At five, the waitress began bringing out some trays of food. She left them on a long table by the front entrance. He watched a couple of people head over to them.
“Is this for us?” he asked the waitress.
“It’s for whoever.”
He’d never seen anything like it. First they let him stay all night. Now they were feeding him breakfast. It wasn’t anything special, but it was so strange and unexpected that it felt like a feast to him.
He piled his plate with rolls and butter, spooned out some eggs, and filled his cup with orange juice, looking forward to the little ritual of ceding his place in line, the brief exchange of shared enthusiasm, but the guy behind him just grabbed a roll and sat back down, and no one else followed. Connell hovered awkwardly, pretending to contemplate the spread, until he got self-conscious and walked back to his seat with his head down and ate a lonely meal.
• • •
When he walked in at seven, his mother was asleep at the kitchen table. Tins were piled up on the island; powdered sugar dotted the floor. He and his mother were supposed to have made Christmas cookies together that night. It was a little tradition they had. He’d gone out with his friends in the afternoon and never come home, so he’d forgotten all about it.
He counted the tins; she’d made as many as always. He lifted the wax paper in one and saw some cookies missing sprinkles, some misshapen ones.
She was hunched over the table, her head in her folded arms, looking as if her back would ache in the morning.
He shook her lightly. “Ma,” he said. “Go upstairs. Go to bed.”
It took a moment to rouse her. She rose slowly and began to head for the stairs. She stopped in the doorway, turned.

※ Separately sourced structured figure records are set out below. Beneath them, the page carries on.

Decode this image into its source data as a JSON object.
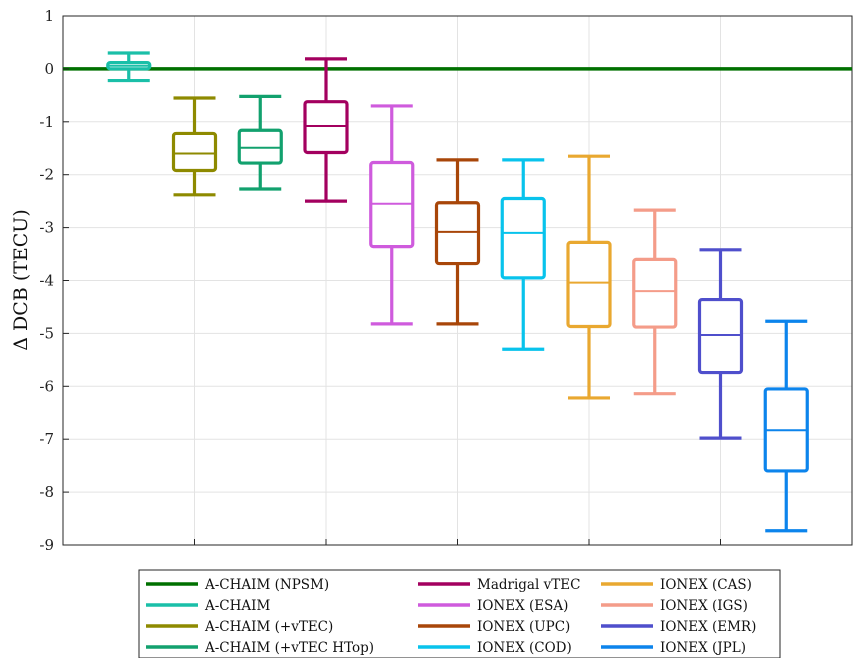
{
  "chart_data": {
    "type": "box",
    "title": "",
    "xlabel": "",
    "ylabel": "Δ DCB (TECU)",
    "ylim": [
      -9,
      1
    ],
    "yticks": [
      1,
      0,
      -1,
      -2,
      -3,
      -4,
      -5,
      -6,
      -7,
      -8,
      -9
    ],
    "ytick_labels": [
      "1",
      "0",
      "-1",
      "-2",
      "-3",
      "-4",
      "-5",
      "-6",
      "-7",
      "-8",
      "-9"
    ],
    "grid": true,
    "legend_placement": "bottom (below plot)",
    "reference_line": {
      "name": "A-CHAIM (NPSM)",
      "value": 0,
      "color": "#007000"
    },
    "series": [
      {
        "name": "A-CHAIM",
        "color": "#1ABFA8",
        "whisker_low": -0.22,
        "q1": 0.0,
        "median": 0.06,
        "q3": 0.12,
        "whisker_high": 0.3
      },
      {
        "name": "A-CHAIM (+vTEC)",
        "color": "#8E8A00",
        "whisker_low": -2.38,
        "q1": -1.92,
        "median": -1.6,
        "q3": -1.22,
        "whisker_high": -0.55
      },
      {
        "name": "A-CHAIM (+vTEC HTop)",
        "color": "#12A16E",
        "whisker_low": -2.27,
        "q1": -1.78,
        "median": -1.49,
        "q3": -1.16,
        "whisker_high": -0.52
      },
      {
        "name": "Madrigal vTEC",
        "color": "#A3005F",
        "whisker_low": -2.5,
        "q1": -1.58,
        "median": -1.08,
        "q3": -0.62,
        "whisker_high": 0.19
      },
      {
        "name": "IONEX (ESA)",
        "color": "#CF5BDD",
        "whisker_low": -4.82,
        "q1": -3.36,
        "median": -2.55,
        "q3": -1.77,
        "whisker_high": -0.7
      },
      {
        "name": "IONEX (UPC)",
        "color": "#A84609",
        "whisker_low": -4.82,
        "q1": -3.68,
        "median": -3.08,
        "q3": -2.53,
        "whisker_high": -1.72
      },
      {
        "name": "IONEX (COD)",
        "color": "#08C3EC",
        "whisker_low": -5.3,
        "q1": -3.95,
        "median": -3.1,
        "q3": -2.45,
        "whisker_high": -1.72
      },
      {
        "name": "IONEX (CAS)",
        "color": "#E9A830",
        "whisker_low": -6.22,
        "q1": -4.87,
        "median": -4.04,
        "q3": -3.28,
        "whisker_high": -1.65
      },
      {
        "name": "IONEX (IGS)",
        "color": "#F49C89",
        "whisker_low": -6.14,
        "q1": -4.88,
        "median": -4.2,
        "q3": -3.6,
        "whisker_high": -2.67
      },
      {
        "name": "IONEX (EMR)",
        "color": "#4F4FCC",
        "whisker_low": -6.98,
        "q1": -5.74,
        "median": -5.03,
        "q3": -4.36,
        "whisker_high": -3.42
      },
      {
        "name": "IONEX (JPL)",
        "color": "#0C84EC",
        "whisker_low": -8.73,
        "q1": -7.6,
        "median": -6.83,
        "q3": -6.05,
        "whisker_high": -4.77
      }
    ],
    "legend": [
      [
        "A-CHAIM (NPSM)",
        "#007000"
      ],
      [
        "A-CHAIM",
        "#1ABFA8"
      ],
      [
        "A-CHAIM (+vTEC)",
        "#8E8A00"
      ],
      [
        "A-CHAIM (+vTEC HTop)",
        "#12A16E"
      ],
      [
        "Madrigal vTEC",
        "#A3005F"
      ],
      [
        "IONEX (ESA)",
        "#CF5BDD"
      ],
      [
        "IONEX (UPC)",
        "#A84609"
      ],
      [
        "IONEX (COD)",
        "#08C3EC"
      ],
      [
        "IONEX (CAS)",
        "#E9A830"
      ],
      [
        "IONEX (IGS)",
        "#F49C89"
      ],
      [
        "IONEX (EMR)",
        "#4F4FCC"
      ],
      [
        "IONEX (JPL)",
        "#0C84EC"
      ]
    ]
  }
}
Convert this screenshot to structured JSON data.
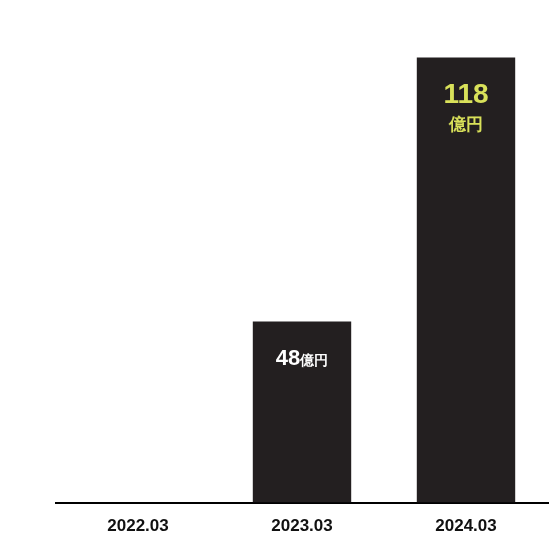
{
  "chart_data": {
    "type": "bar",
    "categories": [
      "2022.03",
      "2023.03",
      "2024.03"
    ],
    "values": [
      null,
      48,
      118
    ],
    "value_labels": [
      null,
      "48億円",
      "118億円"
    ],
    "data_labels": true,
    "color": "#231f20",
    "ylim": [
      0,
      120
    ],
    "tick_labels": "x",
    "grid": false
  }
}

“I will never wait up for you again,” she said calmly, and his heart stopped for a moment. “I will never worry when you don’t call. I will never again worry about you. I promise. You are free.”
• • •
Connell drifted into his parents’ bathroom, the smell of Swedish meatballs giving way to lavender soap. It was Christmas Eve. The radio in the bedroom was tuned to the same Christmas station as the radio downstairs, as though his mother couldn’t be away from “Rockin’ Around the Christmas Tree” for long enough to change her clothes.
His father had applied the shaving cream in a grotesquely liberal dose. He picked up a blue plastic razor, one of those bulk-pack, single-blade jobs he insisted on using and with which even a dexterous man could injure himself. Connell watched him raise the torture implement to his face and begin to make groping stabs at his jaw. He had to leave before the carnage began.
He went downstairs. His mother was checking on the turkey in the oven.
“Your father has informed me that he doesn’t like Christmas, that he never has, that I go overboard, that things are out of control.” She doused the bird with a baster and the juice that escaped from the tray sizzled on the bottom of the oven in loud hisses. “Do things seem out of control to you?”